とある夏の日に
猛暑が過ぎ去り、少しだけ涼しくなって来た、とある夏の日。一人でガレージの天井を見上げていた。
ふてぶてしく起き上がると、ヘルメットの小傷や、今年で随分と使い込んだグローブのほつれなんかを気にしながらシャツを羽織った。
ゆっくりと愛車を車庫から出してシャッターを閉める。その時、優しい風が葉を揺らし、頰を撫でた。空を見上げるとのどかな青空が広がっている。
そんな、夏の日だ。
キックを踏み降ろすとエンジンが機嫌良く回り、サイレンサーから白煙が吐き出される。グローブを履いて、クラッチを人差し指と中指でいつもより丁寧に握り、ペダルをつま先でカコンッと落とす。何度か吹かし、回転数を合わせながら走り出した。
途中まで閉めたジャケットのチャックの隙間から、風が入り込み全身を包む。
この田舎町の真ん中を通る、道を走っているとコンビニから出て来た中根がこちらに気づき、軽く手を振って来た。それに応える為、左手をヘルメットの横まで上げた。
それから少し走ると、次は俊介と佐々木さんが二人で歩いていた。二人ともこちらに気づき、大きく手を振って来た。再び左手を振って応える。
信号待ちをしていると、反対車線に森中が見えた、ジェットヘルの向こう側にニッコリと笑う顔が見えた。フルフェイス越しに軽く笑顔を見せて、左手を振る。

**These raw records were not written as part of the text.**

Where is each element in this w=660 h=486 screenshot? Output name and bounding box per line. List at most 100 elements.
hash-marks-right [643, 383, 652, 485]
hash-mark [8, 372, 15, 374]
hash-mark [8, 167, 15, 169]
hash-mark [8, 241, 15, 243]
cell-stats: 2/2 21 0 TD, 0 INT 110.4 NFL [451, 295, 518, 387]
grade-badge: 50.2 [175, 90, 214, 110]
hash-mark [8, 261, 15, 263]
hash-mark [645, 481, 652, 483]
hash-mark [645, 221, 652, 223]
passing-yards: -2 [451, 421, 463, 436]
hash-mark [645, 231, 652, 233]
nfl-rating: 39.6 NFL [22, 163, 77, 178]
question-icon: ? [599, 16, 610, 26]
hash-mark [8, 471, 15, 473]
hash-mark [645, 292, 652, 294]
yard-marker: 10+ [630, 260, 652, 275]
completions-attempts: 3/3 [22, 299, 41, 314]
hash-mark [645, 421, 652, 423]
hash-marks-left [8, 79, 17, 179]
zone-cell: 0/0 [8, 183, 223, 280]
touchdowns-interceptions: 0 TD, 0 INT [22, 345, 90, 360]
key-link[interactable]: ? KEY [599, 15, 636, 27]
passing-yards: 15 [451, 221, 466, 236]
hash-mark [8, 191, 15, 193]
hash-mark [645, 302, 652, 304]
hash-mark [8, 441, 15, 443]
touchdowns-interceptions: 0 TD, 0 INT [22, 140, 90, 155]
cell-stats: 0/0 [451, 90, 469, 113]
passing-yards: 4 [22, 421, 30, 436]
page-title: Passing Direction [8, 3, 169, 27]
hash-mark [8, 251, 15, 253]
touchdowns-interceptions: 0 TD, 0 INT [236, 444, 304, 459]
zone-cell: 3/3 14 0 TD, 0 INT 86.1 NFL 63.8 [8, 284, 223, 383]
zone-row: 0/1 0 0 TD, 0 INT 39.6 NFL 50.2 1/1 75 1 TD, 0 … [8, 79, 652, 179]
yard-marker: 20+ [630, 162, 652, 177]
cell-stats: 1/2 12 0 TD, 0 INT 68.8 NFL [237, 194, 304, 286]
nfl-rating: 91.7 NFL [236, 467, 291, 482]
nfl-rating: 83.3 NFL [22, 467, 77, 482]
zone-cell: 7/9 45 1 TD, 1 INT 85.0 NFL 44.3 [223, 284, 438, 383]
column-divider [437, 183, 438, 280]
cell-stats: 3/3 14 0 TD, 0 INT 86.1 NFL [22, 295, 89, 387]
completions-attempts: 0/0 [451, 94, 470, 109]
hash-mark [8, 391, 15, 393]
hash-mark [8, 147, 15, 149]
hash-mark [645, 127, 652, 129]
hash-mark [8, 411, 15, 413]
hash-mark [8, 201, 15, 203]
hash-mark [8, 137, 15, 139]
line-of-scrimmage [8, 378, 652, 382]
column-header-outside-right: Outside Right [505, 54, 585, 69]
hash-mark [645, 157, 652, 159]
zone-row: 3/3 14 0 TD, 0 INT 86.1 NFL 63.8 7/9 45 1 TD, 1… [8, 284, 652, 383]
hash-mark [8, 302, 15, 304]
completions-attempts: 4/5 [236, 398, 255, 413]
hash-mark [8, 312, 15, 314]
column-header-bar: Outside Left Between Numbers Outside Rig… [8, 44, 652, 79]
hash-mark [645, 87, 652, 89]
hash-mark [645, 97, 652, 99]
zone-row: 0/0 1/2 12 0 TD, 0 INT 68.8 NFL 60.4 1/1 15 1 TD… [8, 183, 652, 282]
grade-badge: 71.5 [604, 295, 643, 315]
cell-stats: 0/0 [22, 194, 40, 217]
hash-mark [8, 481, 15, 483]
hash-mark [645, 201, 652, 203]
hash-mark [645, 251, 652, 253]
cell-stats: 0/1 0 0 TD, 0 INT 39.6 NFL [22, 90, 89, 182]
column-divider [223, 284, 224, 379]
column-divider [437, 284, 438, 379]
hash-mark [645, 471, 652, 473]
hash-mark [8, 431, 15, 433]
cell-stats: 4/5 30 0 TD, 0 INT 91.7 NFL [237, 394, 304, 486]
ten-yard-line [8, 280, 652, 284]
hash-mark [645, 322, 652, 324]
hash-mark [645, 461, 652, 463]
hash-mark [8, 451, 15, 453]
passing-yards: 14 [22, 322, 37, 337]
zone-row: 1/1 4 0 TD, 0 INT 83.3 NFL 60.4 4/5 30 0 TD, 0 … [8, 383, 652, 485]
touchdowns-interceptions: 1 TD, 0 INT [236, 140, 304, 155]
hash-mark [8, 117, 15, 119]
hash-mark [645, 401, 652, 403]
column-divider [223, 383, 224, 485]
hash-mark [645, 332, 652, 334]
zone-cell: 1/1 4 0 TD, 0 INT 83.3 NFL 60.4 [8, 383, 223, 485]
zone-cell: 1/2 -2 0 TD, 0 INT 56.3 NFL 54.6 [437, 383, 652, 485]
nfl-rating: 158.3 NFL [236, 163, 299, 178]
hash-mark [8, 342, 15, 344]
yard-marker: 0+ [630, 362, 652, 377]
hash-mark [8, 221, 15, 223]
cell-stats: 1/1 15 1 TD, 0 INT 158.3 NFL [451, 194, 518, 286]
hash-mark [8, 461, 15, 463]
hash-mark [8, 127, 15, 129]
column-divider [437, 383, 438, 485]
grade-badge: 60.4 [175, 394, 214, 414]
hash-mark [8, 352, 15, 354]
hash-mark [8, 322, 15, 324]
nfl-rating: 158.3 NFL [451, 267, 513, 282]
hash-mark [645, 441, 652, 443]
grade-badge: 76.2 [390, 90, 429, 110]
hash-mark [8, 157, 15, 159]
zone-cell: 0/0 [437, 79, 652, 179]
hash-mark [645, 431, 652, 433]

町中を走っていると祭りがあった通りを走っていた。今年の夏を思い出し、少しだけせつなさを感じる。汗を掻きながら自称レーサーを助けた日、歓迎会で食った肉の味と潮の香り、告白を見届けた後に二人で語りあった祭り後の夜、赤い太陽に消えゆくバイクを追いかけた夕暮れ、夜の学校に忍び込み逃げ回った胸の鼓動、オイルの焼ける匂い、革ツナギとレプリカヘルメット。
いろんなことがあった夏の情景、忘れないだろう。思い出の半分が詰まったバンバンはガレージに眠っている。そして今もエンジンの鼓動を響かせているこのバイクには、これからも思い出が増えていくだろう。それにいつか更に歳を重ねる度、バイクも変わっていく。それでもバイクに乗る心と、増えゆく思い出は変わらないだろう。
峠の駐車場に着いてヘルメットを脱ぐと、ほんのり冷たい風が吹いている。今年も夏が終わる。必ず季節は巡り、秋が来て葉を枯らし、冬が来て雪を積もらせ、春が来て桜を咲かせ、来年もまた夏が来る。そうすれば自分もまた歳を重ねているだろう。
空の下にエンジン音が響き渡った。前を見ると木穂がバイクに跨って、こちらを見ている。
「夏の間に随分と勝負したな」
ヘルメット越しの彼女が少しだけ笑って、小さく頷いた。
「下りで勝負、するか?」
「負けたら、どうするの」
「そうだな、またあの温泉に行くってのはどうだ?」
「わざと負けるかもよ」
「お前らしくない冗談だな」
「そう?」
「じゃあメシでも奢ろう」
そう言うと素早くシールドを閉めた。「笑うようになったな」と言おうとしたがそれは勝負がついてからにしよう。
ヘルメットを被る、グローブを履く、ギアを入れクラッチを繋ぐ。
峠から町にエンジン音を響かせるバイクが二台。今年も夏は終わる。でも、それはあともう少しだけ先の話。